Нечаев приподнялся, не выпуская руки Малюгина.
- Добро. Замолвлю. Ну, а если не будет снарядов досыта? - Он строго блестел стеклышками на Малюгина. - Если не будет, если не сможем обеспечить, что тогда? Пропустишь танки? Чтобы они и тут вышли в наши тылы? И заставили опять оттягиваться восточней?
Малюгин крякнул, повел шеей, воротничок явно жал ему, сбычился, отчего маленькие глаза загорелись свирепо, а на щеках заходили желваки.
- Тогда и их будем держать руками! Ляжем под гусеницы костьми! - буркнул он и зашагал, скрипя половицами, к двери.
- Вот именно, - сказал ему в спину Нечаев. - До встречи. Ждем хороших вестей… Подведем итоги. Первое, немцы в прошлом году наступали пять месяцев и дошли до Москвы, в этом наступают пока два. Второе, их фронт наступления в пять раз меньше прошлогоднего, Третье, этим летом они продвинулись на восток в два раза меньше. Вдумайтесь в эти пропорции.

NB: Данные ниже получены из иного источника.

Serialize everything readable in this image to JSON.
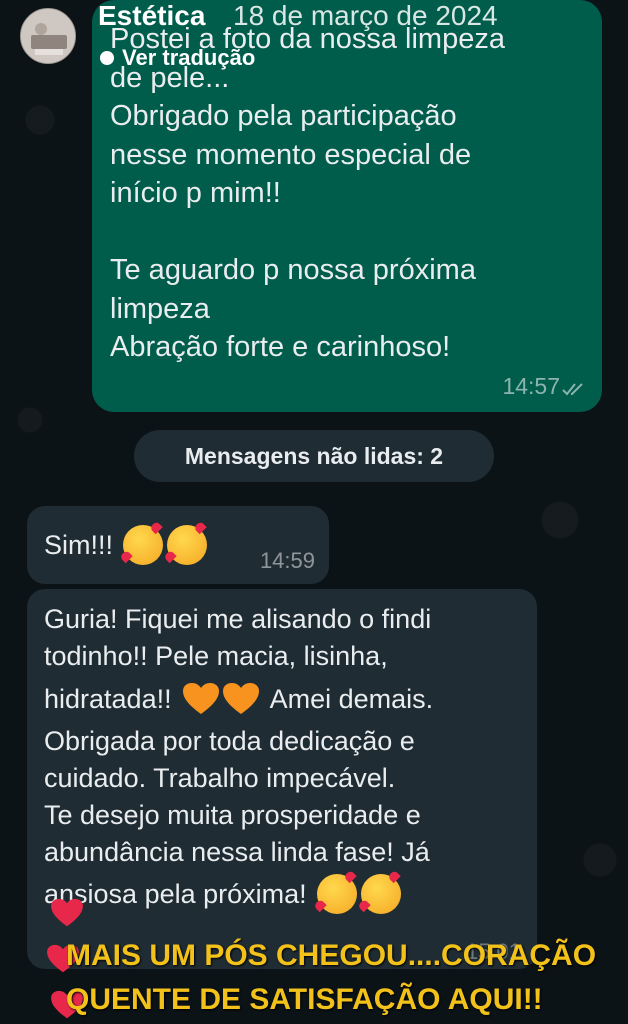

- Да! Да! Да! - радостно задакал Ардатов. - Скисают, извините за это слово, скисают, Варсонофий Михайлович.
Нечаеву все равно не поправился глагол "скисают".

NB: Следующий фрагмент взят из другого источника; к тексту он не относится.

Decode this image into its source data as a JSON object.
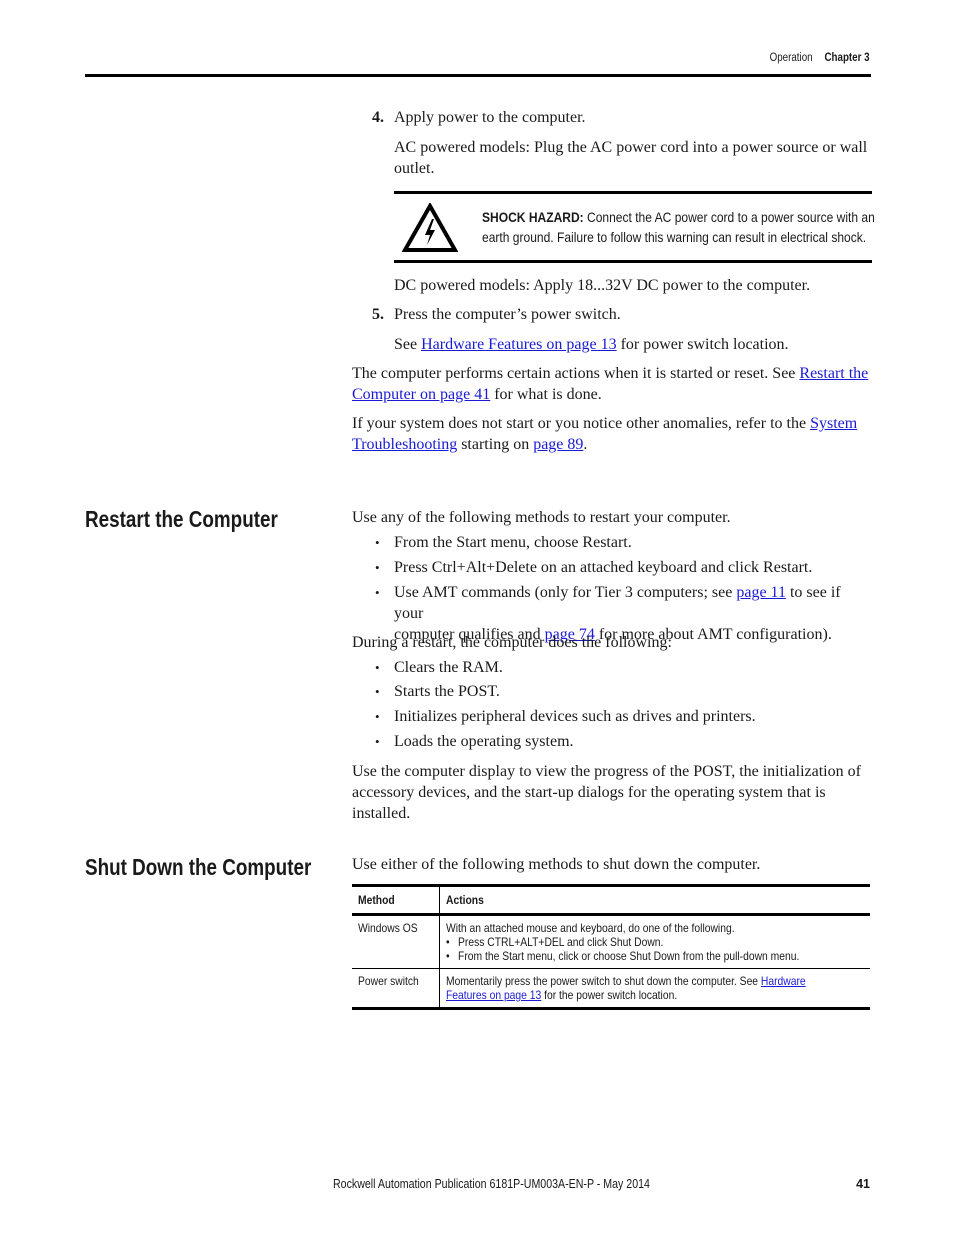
{
  "header": {
    "section": "Operation",
    "chapter": "Chapter 3"
  },
  "steps": {
    "step4": {
      "number": "4.",
      "text": "Apply power to the computer.",
      "ac_note": "AC powered models: Plug the AC power cord into a power source or wall outlet.",
      "hazard": {
        "icon": "shock-hazard-icon",
        "label": "SHOCK HAZARD:",
        "line1": " Connect the AC power cord to a power source with an",
        "line2": "earth ground. Failure to follow this warning can result in electrical shock."
      },
      "dc_note": "DC powered models: Apply 18...32V DC power to the computer."
    },
    "step5": {
      "number": "5.",
      "text": "Press the computer’s power switch.",
      "see_pre": "See ",
      "see_link": "Hardware Features on page 13",
      "see_post": " for power switch location."
    }
  },
  "para_actions": {
    "pre": "The computer performs certain actions when it is started or reset. See ",
    "link1": "Restart the",
    "link2": "Computer on page 41",
    "post": " for what is done."
  },
  "para_troubleshoot": {
    "pre": "If your system does not start or you notice other anomalies, refer to the ",
    "link1": "System",
    "link2": "Troubleshooting",
    "mid": " starting on ",
    "link3": "page 89",
    "post": "."
  },
  "restart": {
    "heading": "Restart the Computer",
    "intro": "Use any of the following methods to restart your computer.",
    "methods": [
      "From the Start menu, choose Restart.",
      "Press Ctrl+Alt+Delete on an attached keyboard and click Restart."
    ],
    "amt": {
      "pre": "Use AMT commands (only for Tier 3 computers; see ",
      "link1": "page 11",
      "mid1": " to see if your",
      "mid2": "computer qualifies and ",
      "link2": "page 74",
      "post": " for more about AMT configuration)."
    },
    "during_intro": "During a restart, the computer does the following:",
    "during": [
      "Clears the RAM.",
      "Starts the POST.",
      "Initializes peripheral devices such as drives and printers.",
      "Loads the operating system."
    ],
    "outro": "Use the computer display to view the progress of the POST, the initialization of accessory devices, and the start-up dialogs for the operating system that is installed."
  },
  "shutdown": {
    "heading": "Shut Down the Computer",
    "intro": "Use either of the following methods to shut down the computer.",
    "table": {
      "headers": [
        "Method",
        "Actions"
      ],
      "rows": [
        {
          "method": "Windows OS",
          "action": "With an attached mouse and keyboard, do one of the following.",
          "bullets": [
            "Press CTRL+ALT+DEL and click Shut Down.",
            "From the Start menu, click or choose Shut Down from the pull-down menu."
          ]
        },
        {
          "method": "Power switch",
          "action_pre": "Momentarily press the power switch to shut down the computer. See ",
          "action_link1": "Hardware",
          "action_link2": "Features on page 13",
          "action_post": " for the power switch location."
        }
      ]
    }
  },
  "footer": {
    "publication": "Rockwell Automation Publication 6181P-UM003A-EN-P - May 2014",
    "page_number": "41"
  }
}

- Не надо так, не надо так, Константин Константинович. Скисают щи, скисает молоко, еще что-то может скисать. А здесь ведь кровь, смерть, горе наших людей, горе страны. Прошу вас, не надо так. Школьникам бы вы так не сказали, - укорил он.
- Простите. - Ардатову стало стыдно. - Как-то вырвалось. Простите. Я вам очень благодарен за этот разговор. Поверьте, я…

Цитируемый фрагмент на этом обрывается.